If $f:(0,\infty)\rightarrow\ (0,\infty)$ is a measurable function such that, $$\int_{0}^{\infty}f(x)\ dx=c$$
Prove that, $$\lim_{n\rightarrow\infty}\int_{0}^{\infty}n \log(1+(\frac{f(x)}{n})^a)=\ \begin{cases} 0,&if\ a>1\\ c,&if\ a=1 \\ \infty,&if\ a<1 \end{cases} \ $$
$\underline{a=1}$
Consider
$\lim_{n\rightarrow\infty}\int_{0}^{\infty}\textbf[n \log(1+(\frac{f(x)}{n})\textbf]-f(x)$
$f(x)=\log(\exp(f(x))=\log(\lim_n(1+\frac{f(x)}{n})^n)$
Then
$\lim_{n\rightarrow\infty}\int_{0}^{\infty}\textbf[n \log(1+(\frac{f(x)}{n})\textbf]-\log(\lim_n(1+\frac{f(x)}{n})^n)=\lim_n\int\lim_n \log(1+\frac{f(x)}{n})-\log(1+\frac{f(x)}{n})=0$
we can bring the limit outside because $n \log(1+(\frac{f(x)}{n})$ converges after L'Hopital
can you confirm this ?
Suppose $\alpha < 1$. Let $L_B = \{ x | f(x) \le B \}$. For some $B$, we have $\int_{L_B} f \ge {c \over 2} >0$. Consider $\phi(t) = t^\alpha$. For all $K>0$ there is some $\delta_K >0$ such that $\phi (t) \ge Kt$ for all $t\in [0,\delta_K]$. Choose $K>0$, and pick $n$ large enough so that if $x \in L_B$ then ${f(x) \over n} \le \delta_K$. Then \begin{eqnarray} \int n \log(1+({f(x) \over n})^\alpha) dx \ &\ge& \int_{L_B} n \log(1+({f(x) \over n})^\alpha) dx \\ &\ge& \int_{L_B} n \log(1+K{f(x) \over n}) dx \\ &\ge& \int_{L_B} \log(1+K{f(x) \over n})^n dx \end{eqnarray} Fatou's lemma gives \begin{eqnarray} I &=& \liminf_n\int n \log(1+({f(x) \over n})^\alpha) dx \\ &\ge& \int \liminf_n ( n \log(1+({f(x) \over n})^\alpha) )dx \\ &\ge& \int_{L_B} \liminf_n ( \log(1+K{f(x) \over n})^n )dx \\ &=& \int_{L_B}K f(x) dx \\ &\ge& K {c \over 2} \end{eqnarray} Since $K$ was arbitrary, we have $I = \infty$.
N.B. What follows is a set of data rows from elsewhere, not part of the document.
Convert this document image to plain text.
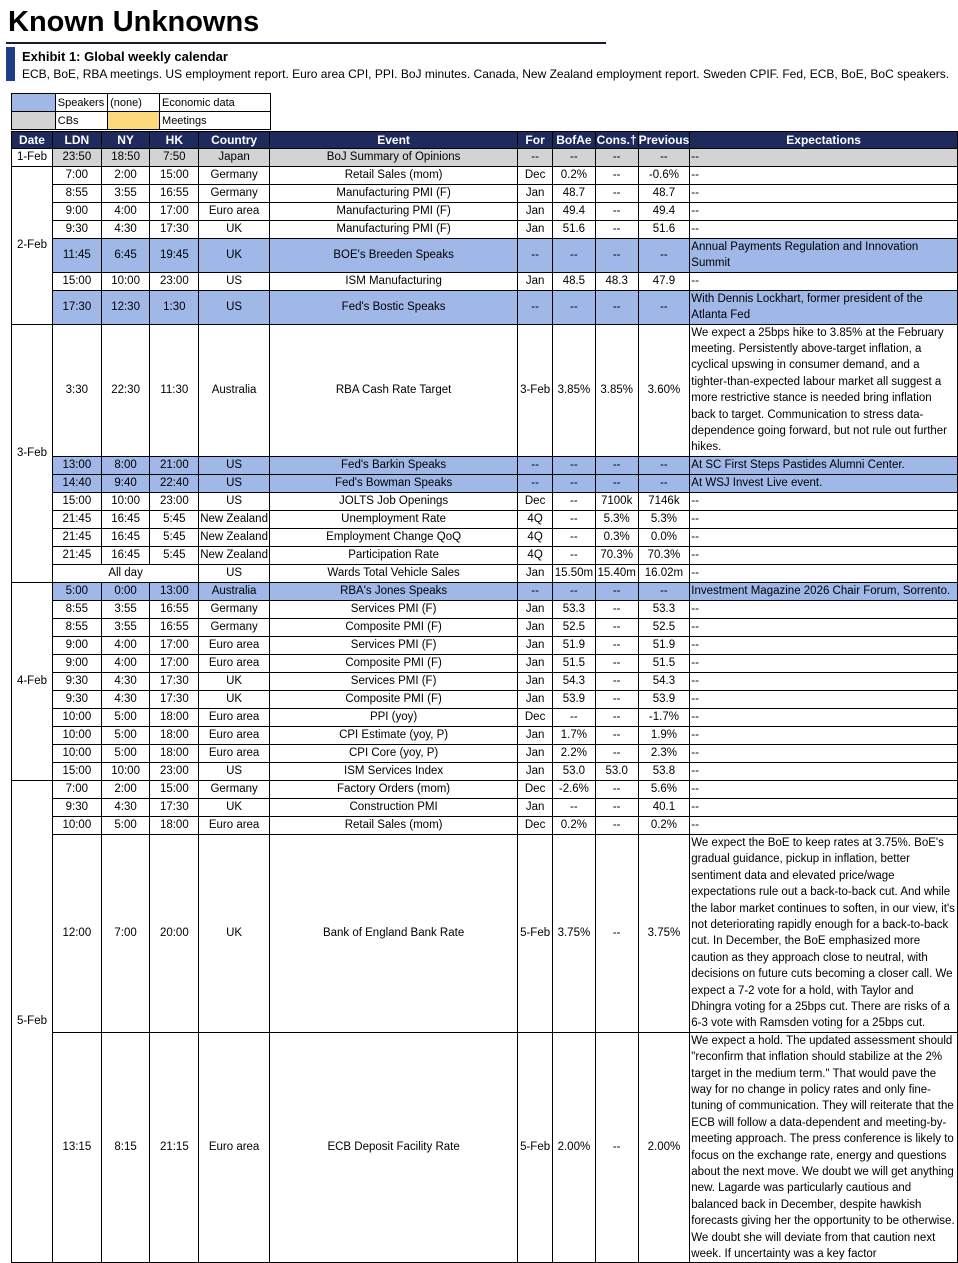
Known Unknowns
Exhibit 1: Global weekly calendar
ECB, BoE, RBA meetings. US employment report. Euro area CPI, PPI. BoJ minutes. Canada, New Zealand employment report. Sweden CPIF. Fed, ECB, BoE, BoC speakers.
	Speakers	(none)	Economic data
	CBs		Meetings
Date	LDN	NY	HK	Country	Event	For	BofAe	Cons.†	Previous	Expectations
1-Feb	23:50	18:50	7:50	Japan	BoJ Summary of Opinions	--	--	--	--	--
2-Feb	7:00	2:00	15:00	Germany	Retail Sales (mom)	Dec	0.2%	--	-0.6%	--
	8:55	3:55	16:55	Germany	Manufacturing PMI (F)	Jan	48.7	--	48.7	--
	9:00	4:00	17:00	Euro area	Manufacturing PMI (F)	Jan	49.4	--	49.4	--
	9:30	4:30	17:30	UK	Manufacturing PMI (F)	Jan	51.6	--	51.6	--
	11:45	6:45	19:45	UK	BOE's Breeden Speaks	--	--	--	--	Annual Payments Regulation and Innovation Summit
	15:00	10:00	23:00	US	ISM Manufacturing	Jan	48.5	48.3	47.9	--
	17:30	12:30	1:30	US	Fed's Bostic Speaks	--	--	--	--	With Dennis Lockhart, former president of the Atlanta Fed
3-Feb	3:30	22:30	11:30	Australia	RBA Cash Rate Target	3-Feb	3.85%	3.85%	3.60%	We expect a 25bps hike to 3.85% at the February meeting. Persistently above-target inflation, a cyclical upswing in consumer demand, and a tighter-than-expected labour market all suggest a more restrictive stance is needed bring inflation back to target. Communication to stress data-dependence going forward, but not rule out further hikes.
	13:00	8:00	21:00	US	Fed's Barkin Speaks	--	--	--	--	At SC First Steps Pastides Alumni Center.
	14:40	9:40	22:40	US	Fed's Bowman Speaks	--	--	--	--	At WSJ Invest Live event.
	15:00	10:00	23:00	US	JOLTS Job Openings	Dec	--	7100k	7146k	--
	21:45	16:45	5:45	New Zealand	Unemployment Rate	4Q	--	5.3%	5.3%	--
	21:45	16:45	5:45	New Zealand	Employment Change QoQ	4Q	--	0.3%	0.0%	--
	21:45	16:45	5:45	New Zealand	Participation Rate	4Q	--	70.3%	70.3%	--
	All day			US	Wards Total Vehicle Sales	Jan	15.50m	15.40m	16.02m	--
4-Feb	5:00	0:00	13:00	Australia	RBA's Jones Speaks	--	--	--	--	Investment Magazine 2026 Chair Forum, Sorrento.
	8:55	3:55	16:55	Germany	Services PMI (F)	Jan	53.3	--	53.3	--
	8:55	3:55	16:55	Germany	Composite PMI (F)	Jan	52.5	--	52.5	--
	9:00	4:00	17:00	Euro area	Services PMI (F)	Jan	51.9	--	51.9	--
	9:00	4:00	17:00	Euro area	Composite PMI (F)	Jan	51.5	--	51.5	--
	9:30	4:30	17:30	UK	Services PMI (F)	Jan	54.3	--	54.3	--
	9:30	4:30	17:30	UK	Composite PMI (F)	Jan	53.9	--	53.9	--
	10:00	5:00	18:00	Euro area	PPI (yoy)	Dec	--	--	-1.7%	--
	10:00	5:00	18:00	Euro area	CPI Estimate (yoy, P)	Jan	1.7%	--	1.9%	--
	10:00	5:00	18:00	Euro area	CPI Core (yoy, P)	Jan	2.2%	--	2.3%	--
	15:00	10:00	23:00	US	ISM Services Index	Jan	53.0	53.0	53.8	--
5-Feb	7:00	2:00	15:00	Germany	Factory Orders (mom)	Dec	-2.6%	--	5.6%	--
	9:30	4:30	17:30	UK	Construction PMI	Jan	--	--	40.1	--
	10:00	5:00	18:00	Euro area	Retail Sales (mom)	Dec	0.2%	--	0.2%	--
	12:00	7:00	20:00	UK	Bank of England Bank Rate	5-Feb	3.75%	--	3.75%	We expect the BoE to keep rates at 3.75%. BoE's gradual guidance, pickup in inflation, better sentiment data and elevated price/wage expectations rule out a back-to-back cut. And while the labor market continues to soften, in our view, it's not deteriorating rapidly enough for a back-to-back cut. In December, the BoE emphasized more caution as they approach close to neutral, with decisions on future cuts becoming a closer call. We expect a 7-2 vote for a hold, with Taylor and Dhingra voting for a 25bps cut. There are risks of a 6-3 vote with Ramsden voting for a 25bps cut.
	13:15	8:15	21:15	Euro area	ECB Deposit Facility Rate	5-Feb	2.00%	--	2.00%	We expect a hold. The updated assessment should "reconfirm that inflation should stabilize at the 2% target in the medium term." That would pave the way for no change in policy rates and only fine-tuning of communication. They will reiterate that the ECB will follow a data-dependent and meeting-by-meeting approach. The press conference is likely to focus on the exchange rate, energy and questions about the next move. We doubt we will get anything new. Lagarde was particularly cautious and balanced back in December, despite hawkish forecasts giving her the opportunity to be otherwise. We doubt she will deviate from that caution next week. If uncertainty was a key factor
Now suppose $\alpha \ge 1$. Note that for $x\in (0,1)$ we have $1+ x^\alpha \le 1 + x \le (1+x)^\alpha$. For $x\ge 1$, we have $\frac{1+x^\alpha}{(1+x)^\alpha} = \frac{1+ \frac{1}{x^\alpha} }{ (1+ \frac{1}{x})^\alpha } \le \frac{1+ \frac{1}{x^\alpha} }{ 1+ \frac{1}{x}} \le 1 $, hence we have $1+ x^\alpha \le (1+x)^\alpha$ for all $x >0$.
This gives $n \log(1+({f(x) \over n})^\alpha ) = n \log ( 1+{f(x) \over n})^\alpha = n \alpha \log ( 1+{f(x) \over n}) \le \alpha f(x)$. Since $f$ is integrable, we can apply the dominated convergence theorem.
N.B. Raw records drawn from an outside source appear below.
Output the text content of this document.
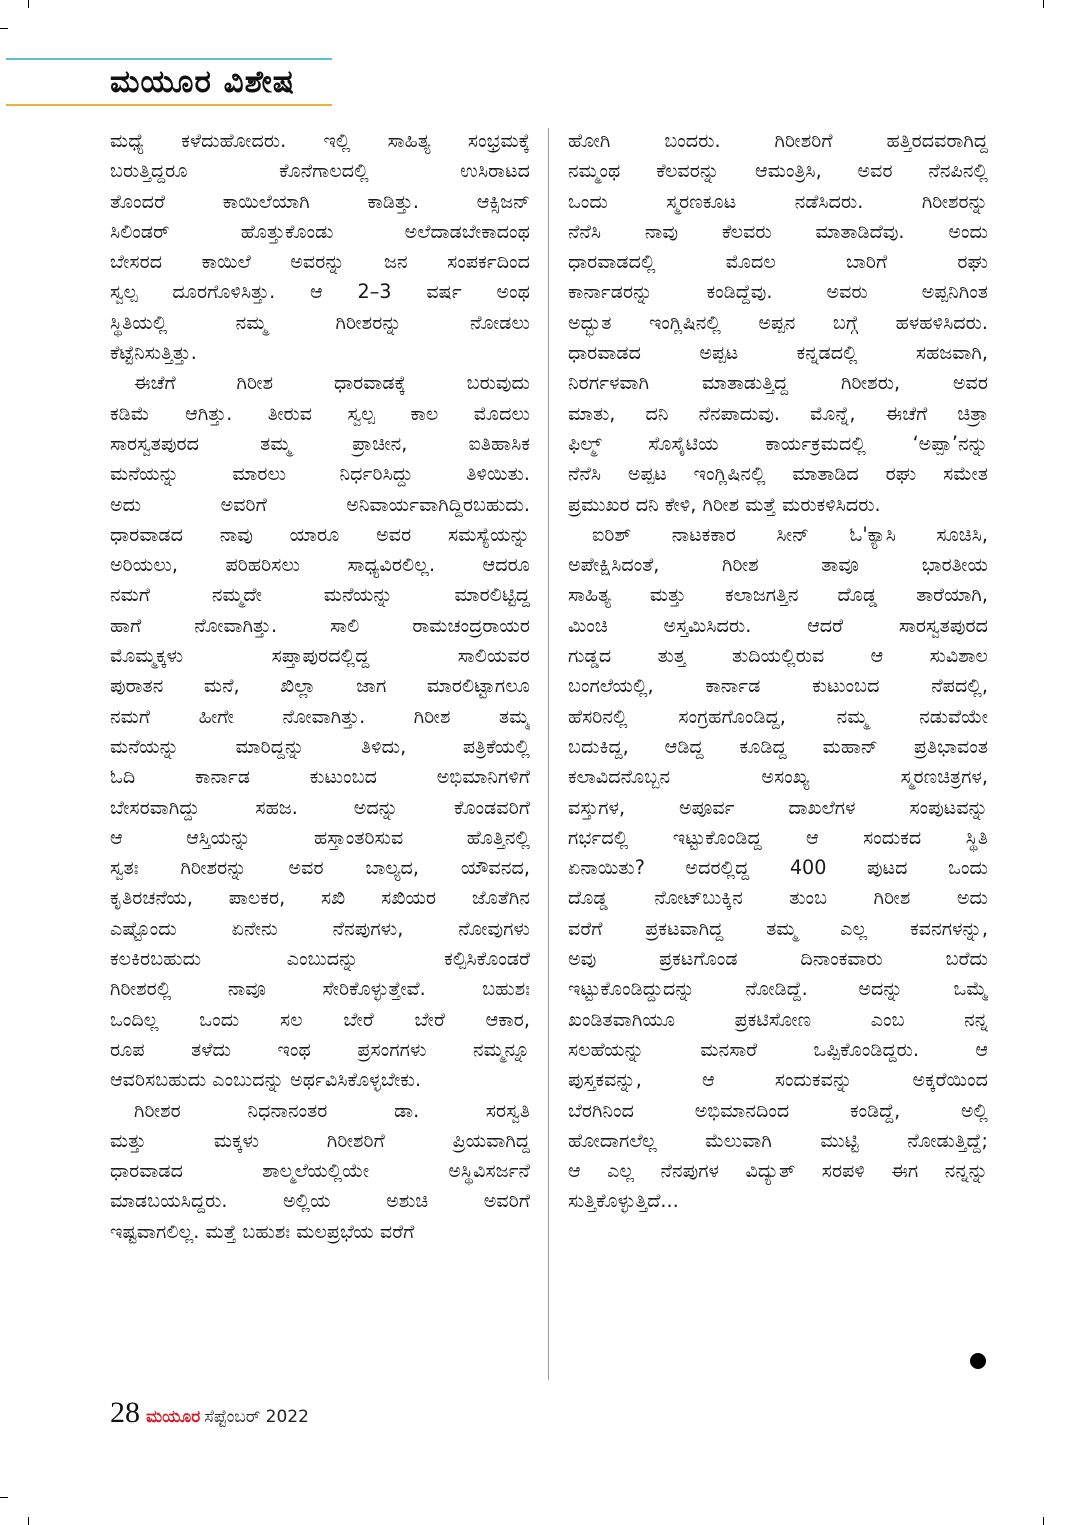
ಮಯೂರ ವಿಶೇಷ
ಮಧ್ಯೆ ಕಳೆದುಹೋದರು. ಇಲ್ಲಿ ಸಾಹಿತ್ಯ ಸಂಭ್ರಮಕ್ಕೆ
ಬರುತ್ತಿದ್ದರೂ ಕೊನೆಗಾಲದಲ್ಲಿ ಉಸಿರಾಟದ
ತೊಂದರೆ ಕಾಯಿಲೆಯಾಗಿ ಕಾಡಿತ್ತು. ಆಕ್ಸಿಜನ್
ಸಿಲಿಂಡರ್ ಹೊತ್ತುಕೊಂಡು ಅಲೆದಾಡಬೇಕಾದಂಥ
ಬೇಸರದ ಕಾಯಿಲೆ ಅವರನ್ನು ಜನ ಸಂಪರ್ಕದಿಂದ
ಸ್ವಲ್ಪ ದೂರಗೊಳಿಸಿತ್ತು. ಆ 2–3 ವರ್ಷ ಅಂಥ
ಸ್ಥಿತಿಯಲ್ಲಿ ನಮ್ಮ ಗಿರೀಶರನ್ನು ನೋಡಲು
ಕೆಟ್ಟೆನಿಸುತ್ತಿತ್ತು.
ಈಚೆಗೆ ಗಿರೀಶ ಧಾರವಾಡಕ್ಕೆ ಬರುವುದು
ಕಡಿಮೆ ಆಗಿತ್ತು. ತೀರುವ ಸ್ವಲ್ಪ ಕಾಲ ಮೊದಲು
ಸಾರಸ್ವತಪುರದ ತಮ್ಮ ಪ್ರಾಚೀನ, ಐತಿಹಾಸಿಕ
ಮನೆಯನ್ನು ಮಾರಲು ನಿರ್ಧರಿಸಿದ್ದು ತಿಳಿಯಿತು.
ಅದು ಅವರಿಗೆ ಅನಿವಾರ್ಯವಾಗಿದ್ದಿರಬಹುದು.
ಧಾರವಾಡದ ನಾವು ಯಾರೂ ಅವರ ಸಮಸ್ಯೆಯನ್ನು
ಅರಿಯಲು, ಪರಿಹರಿಸಲು ಸಾಧ್ಯವಿರಲಿಲ್ಲ. ಆದರೂ
ನಮಗೆ ನಮ್ಮದೇ ಮನೆಯನ್ನು ಮಾರಲಿಟ್ಟಿದ್ದ
ಹಾಗೆ ನೋವಾಗಿತ್ತು. ಸಾಲಿ ರಾಮಚಂದ್ರರಾಯರ
ಮೊಮ್ಮಕ್ಕಳು ಸಪ್ತಾಪುರದಲ್ಲಿದ್ದ ಸಾಲಿಯವರ
ಪುರಾತನ ಮನೆ, ಖಿಲ್ಲಾ ಜಾಗ ಮಾರಲಿಟ್ಟಾಗಲೂ
ನಮಗೆ ಹೀಗೇ ನೋವಾಗಿತ್ತು. ಗಿರೀಶ ತಮ್ಮ
ಮನೆಯನ್ನು ಮಾರಿದ್ದನ್ನು ತಿಳಿದು, ಪತ್ರಿಕೆಯಲ್ಲಿ
ಓದಿ ಕಾರ್ನಾಡ ಕುಟುಂಬದ ಅಭಿಮಾನಿಗಳಿಗೆ
ಬೇಸರವಾಗಿದ್ದು ಸಹಜ. ಅದನ್ನು ಕೊಂಡವರಿಗೆ
ಆ ಆಸ್ತಿಯನ್ನು ಹಸ್ತಾಂತರಿಸುವ ಹೊತ್ತಿನಲ್ಲಿ
ಸ್ವತಃ ಗಿರೀಶರನ್ನು ಅವರ ಬಾಲ್ಯದ, ಯೌವನದ,
ಕೃತಿರಚನೆಯ, ಪಾಲಕರ, ಸಖಿ ಸಖಿಯರ ಜೊತೆಗಿನ
ಎಷ್ಟೊಂದು ಏನೇನು ನೆನಪುಗಳು, ನೋವುಗಳು
ಕಲಕಿರಬಹುದು ಎಂಬುದನ್ನು ಕಲ್ಪಿಸಿಕೊಂಡರೆ
ಗಿರೀಶರಲ್ಲಿ ನಾವೂ ಸೇರಿಕೊಳ್ಳುತ್ತೇವೆ. ಬಹುಶಃ
ಒಂದಿಲ್ಲ ಒಂದು ಸಲ ಬೇರೆ ಬೇರೆ ಆಕಾರ,
ರೂಪ ತಳೆದು ಇಂಥ ಪ್ರಸಂಗಗಳು ನಮ್ಮನ್ನೂ
ಆವರಿಸಬಹುದು ಎಂಬುದನ್ನು ಅರ್ಥವಿಸಿಕೊಳ್ಳಬೇಕು.
ಗಿರೀಶರ ನಿಧನಾನಂತರ ಡಾ. ಸರಸ್ವತಿ
ಮತ್ತು ಮಕ್ಕಳು ಗಿರೀಶರಿಗೆ ಪ್ರಿಯವಾಗಿದ್ದ
ಧಾರವಾಡದ ಶಾಲ್ಮಲೆಯಲ್ಲಿಯೇ ಅಸ್ಥಿವಿಸರ್ಜನೆ
ಮಾಡಬಯಸಿದ್ದರು. ಅಲ್ಲಿಯ ಅಶುಚಿ ಅವರಿಗೆ
ಇಷ್ಟವಾಗಲಿಲ್ಲ. ಮತ್ತೆ ಬಹುಶಃ ಮಲಪ್ರಭೆಯ ವರೆಗೆ
ಹೋಗಿ ಬಂದರು. ಗಿರೀಶರಿಗೆ ಹತ್ತಿರದವರಾಗಿದ್ದ
ನಮ್ಮಂಥ ಕೆಲವರನ್ನು ಆಮಂತ್ರಿಸಿ, ಅವರ ನೆನಪಿನಲ್ಲಿ
ಒಂದು ಸ್ಮರಣಕೂಟ ನಡೆಸಿದರು. ಗಿರೀಶರನ್ನು
ನೆನೆಸಿ ನಾವು ಕೆಲವರು ಮಾತಾಡಿದೆವು. ಅಂದು
ಧಾರವಾಡದಲ್ಲಿ ಮೊದಲ ಬಾರಿಗೆ ರಘು
ಕಾರ್ನಾಡರನ್ನು ಕಂಡಿದ್ದೆವು. ಅವರು ಅಪ್ಪನಿಗಿಂತ
ಅದ್ಭುತ ಇಂಗ್ಲಿಷಿನಲ್ಲಿ ಅಪ್ಪನ ಬಗ್ಗೆ ಹಳಹಳಿಸಿದರು.
ಧಾರವಾಡದ ಅಪ್ಪಟ ಕನ್ನಡದಲ್ಲಿ ಸಹಜವಾಗಿ,
ನಿರರ್ಗಳವಾಗಿ ಮಾತಾಡುತ್ತಿದ್ದ ಗಿರೀಶರು, ಅವರ
ಮಾತು, ದನಿ ನೆನಪಾದುವು. ಮೊನ್ನೆ, ಈಚೆಗೆ ಚಿತ್ರಾ
ಫಿಲ್ಮ್ ಸೊಸೈಟಿಯ ಕಾರ್ಯಕ್ರಮದಲ್ಲಿ ‘ಅಪ್ಪಾ’ನನ್ನು
ನೆನೆಸಿ ಅಪ್ಪಟ ಇಂಗ್ಲಿಷಿನಲ್ಲಿ ಮಾತಾಡಿದ ರಘು ಸಮೇತ
ಪ್ರಮುಖರ ದನಿ ಕೇಳಿ, ಗಿರೀಶ ಮತ್ತೆ ಮರುಕಳಿಸಿದರು.
ಐರಿಶ್ ನಾಟಕಕಾರ ಸೀನ್ ಓ'ಕ್ಯಾಸಿ ಸೂಚಿಸಿ,
ಅಪೇಕ್ಷಿಸಿದಂತೆ, ಗಿರೀಶ ತಾವೂ ಭಾರತೀಯ
ಸಾಹಿತ್ಯ ಮತ್ತು ಕಲಾಜಗತ್ತಿನ ದೊಡ್ಡ ತಾರೆಯಾಗಿ,
ಮಿಂಚಿ ಅಸ್ತಮಿಸಿದರು. ಆದರೆ ಸಾರಸ್ವತಪುರದ
ಗುಡ್ಡದ ತುತ್ತ ತುದಿಯಲ್ಲಿರುವ ಆ ಸುವಿಶಾಲ
ಬಂಗಲೆಯಲ್ಲಿ, ಕಾರ್ನಾಡ ಕುಟುಂಬದ ನೆಪದಲ್ಲಿ,
ಹೆಸರಿನಲ್ಲಿ ಸಂಗ್ರಹಗೊಂಡಿದ್ದ, ನಮ್ಮ ನಡುವೆಯೇ
ಬದುಕಿದ್ದ, ಆಡಿದ್ದ ಕೂಡಿದ್ದ ಮಹಾನ್ ಪ್ರತಿಭಾವಂತ
ಕಲಾವಿದನೊಬ್ಬನ ಅಸಂಖ್ಯ ಸ್ಮರಣಚಿತ್ರಗಳ,
ವಸ್ತುಗಳ, ಅಪೂರ್ವ ದಾಖಲೆಗಳ ಸಂಪುಟವನ್ನು
ಗರ್ಭದಲ್ಲಿ ಇಟ್ಟುಕೊಂಡಿದ್ದ ಆ ಸಂದುಕದ ಸ್ಥಿತಿ
ಏನಾಯಿತು? ಅದರಲ್ಲಿದ್ದ 400 ಪುಟದ ಒಂದು
ದೊಡ್ಡ ನೋಟ್‌ಬುಕ್ಕಿನ ತುಂಬ ಗಿರೀಶ ಅದು
ವರೆಗೆ ಪ್ರಕಟವಾಗಿದ್ದ ತಮ್ಮ ಎಲ್ಲ ಕವನಗಳನ್ನು,
ಅವು ಪ್ರಕಟಗೊಂಡ ದಿನಾಂಕವಾರು ಬರೆದು
ಇಟ್ಟುಕೊಂಡಿದ್ದುದನ್ನು ನೋಡಿದ್ದೆ. ಅದನ್ನು ಒಮ್ಮೆ
ಖಂಡಿತವಾಗಿಯೂ ಪ್ರಕಟಿಸೋಣ ಎಂಬ ನನ್ನ
ಸಲಹೆಯನ್ನು ಮನಸಾರೆ ಒಪ್ಪಿಕೊಂಡಿದ್ದರು. ಆ
ಪುಸ್ತಕವನ್ನು, ಆ ಸಂದುಕವನ್ನು ಅಕ್ಕರೆಯಿಂದ
ಬೆರಗಿನಿಂದ ಅಭಿಮಾನದಿಂದ ಕಂಡಿದ್ದೆ, ಅಲ್ಲಿ
ಹೋದಾಗಲೆಲ್ಲ ಮೆಲುವಾಗಿ ಮುಟ್ಟಿ ನೋಡುತ್ತಿದ್ದೆ;
ಆ ಎಲ್ಲ ನೆನಪುಗಳ ವಿದ್ಯುತ್ ಸರಪಳಿ ಈಗ ನನ್ನನ್ನು
ಸುತ್ತಿಕೊಳ್ಳುತ್ತಿದೆ...
28 ಮಯೂರ ಸೆಪ್ಟೆಂಬರ್ 2022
If $\alpha = 1$, then $(1+{f(x) \over n} )^n \to e^{f(x)}$, and so we get $\int n \log(1+{f(x) \over n}) dx \to \int f(x) dx = c$.
If $\alpha >1$ and $t \ge 0$, then $(1+({t \over n})^\alpha)^n = $ $(1+{t^\alpha \over n^\alpha} )^n = \left( (1+{t^\alpha \over n^\alpha} )^{n^\alpha} \right)^{1 \over n^{\alpha-1}} \le (e^{t^\alpha})^{1 \over n^{\alpha-1}} = e^{t^\alpha \over n^{\alpha-1}}$. Hence $ (1+({f(x) \over n})^\alpha)^n \to 1$, from which we get $ \int n \log(1+({f(x) \over n})^\alpha) dx \to 0$.